Allana Schneidmuller
10. blutnocheinmal
@mrhoden Agree on Bag of Bones.

When I first started reading King growing up, I read a bunch of his earlier novels like The Stand, Firestarter, Salem's Lot, The Dead Zone, The Talisman, Pet Semetary....
One of the last ones I can remember reading before I moved on was Insomnia. Which starts off sooooo slow, but by the end was one of my favorites.
I think it helped that it was the first novel I'd ever read with an elderly protagonist, which I still don't see often.

I ended up going back to King in high school to read the Dark Tower books and Black House (sequel to The Talisman). I haven't read anything since. I was waiting (pointlessly) for the last of the Dark Tower books to be put out in editions that matched my own.

I think I'll about ready for another go. 11/22/63 sounds interesting, and Full Dark, No Stars. Kinda interested in this Dr Sleep, though that means I'd actually need to read The Shining first.
N. Mamatas
11. dalgoda
@Puff The Magic Commenter:

There is no doubt that King is a 60's liberal, in the average kind of Maine way, but what I meant is this; when someone who's career is in a "kind" of decline and they need attention, what do they do? Usually, it's go to the press and start spouting their political views and try to make headlines with those said views instead of their talent. It's an attention getter, "Hey I'm still out here!" Happens all the time. King has become "king" of it. And it usually happens during the release of a new book.
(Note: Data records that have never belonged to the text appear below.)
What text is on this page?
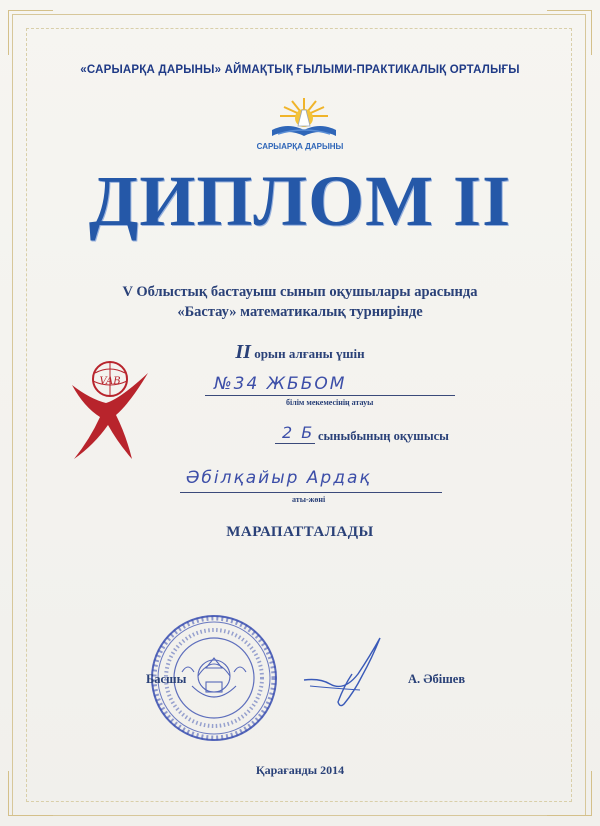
«САРЫАРҚА ДАРЫНЫ» АЙМАҚТЫҚ ҒЫЛЫМИ-ПРАКТИКАЛЫҚ ОРТАЛЫҒЫ
САРЫАРҚА ДАРЫНЫ
ДИПЛОМ II
V Облыстық бастауыш сынып оқушылары арасында
«Бастау» математикалық турнирінде
II орын алғаны үшін
VAB	№34 ЖББОМ
білім мекемесінің атауы
2 Б сыныбының оқушысы
Әбілқайыр Ардақ
аты-жөні
МАРАПАТТАЛАДЫ
Басшы	А. Әбішев
Қарағанды 2014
He started this around the time INSOMNIA came out (worst book he ever wrote, in my opinion).
As for his earlier books, I was a kid. I didn't care about his politics then, and I suppose I shouldn't now. But, it was the story that I craved in The Stand and IT and The Shining. It wasn 't the jabs at the political system or "conservative vs. liberal".
That's what bothers me, I don't read King for his political views. I don't listen to Springsteen's music for his either. I mean, shut up and write, or shut up and sing. You are not a politician, don't start sounding like one.
N. Mamatas
12. Eugene R.
What struck me most about "The Mist" was the narrator, a commercial illustrator, describing his attempt to break out of the "paint for hire" ghetto with a Warhol-style conceptual art piece ... only to have it purchased (for a nice price) for use as an advertisement backdrop, which persuades the narrator that his career is not in the high-falutin' Art World but in the commercial trenches. I always felt that Mr. King was speaking pretty directly about his own artistic ambitions and self-knowledge.
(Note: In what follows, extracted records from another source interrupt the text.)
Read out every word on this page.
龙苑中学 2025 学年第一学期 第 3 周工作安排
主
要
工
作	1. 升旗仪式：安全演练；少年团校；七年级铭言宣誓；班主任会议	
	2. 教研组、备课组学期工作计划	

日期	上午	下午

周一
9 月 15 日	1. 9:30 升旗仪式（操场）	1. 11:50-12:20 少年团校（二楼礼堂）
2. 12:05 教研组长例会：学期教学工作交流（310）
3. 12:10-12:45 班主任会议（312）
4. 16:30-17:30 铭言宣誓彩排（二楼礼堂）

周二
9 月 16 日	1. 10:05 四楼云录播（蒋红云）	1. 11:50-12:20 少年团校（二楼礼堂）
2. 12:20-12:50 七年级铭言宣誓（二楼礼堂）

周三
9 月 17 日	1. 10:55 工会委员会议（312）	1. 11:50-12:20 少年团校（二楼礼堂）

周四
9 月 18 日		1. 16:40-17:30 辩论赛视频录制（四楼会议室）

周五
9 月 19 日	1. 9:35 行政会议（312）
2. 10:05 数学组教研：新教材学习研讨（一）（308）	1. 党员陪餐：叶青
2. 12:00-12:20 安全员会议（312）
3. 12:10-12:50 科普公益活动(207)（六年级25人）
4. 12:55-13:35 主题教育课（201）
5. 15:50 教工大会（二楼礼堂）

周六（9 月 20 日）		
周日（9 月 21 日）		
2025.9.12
I'd plump for The Dead Zone as Mr. King's masterwork, but I could be persuaded otherwise.
N. Mamatas
13. hohmeisw
I was a huge fan of Stephen King as I grew up as well. I missed Carrie somehow, but found It and the Stand and got hooked. I'm not sure what drew me to him, but I imagine it's the same thing that resonated with me in Jurassic Park: ordinary people in a "holy shit" situation. I lost interest in my later teen years, but I agree Buick 8 is probably the best thing he's written in a long time. It's slow, it's a story about a story, and not much happens, but it is a helluva good tale.

@Justin Taylor (DT spoiler) The Crimson King wants to bring down the DT because he is trapped in it. If it falls he's free to rule the ashes of creation.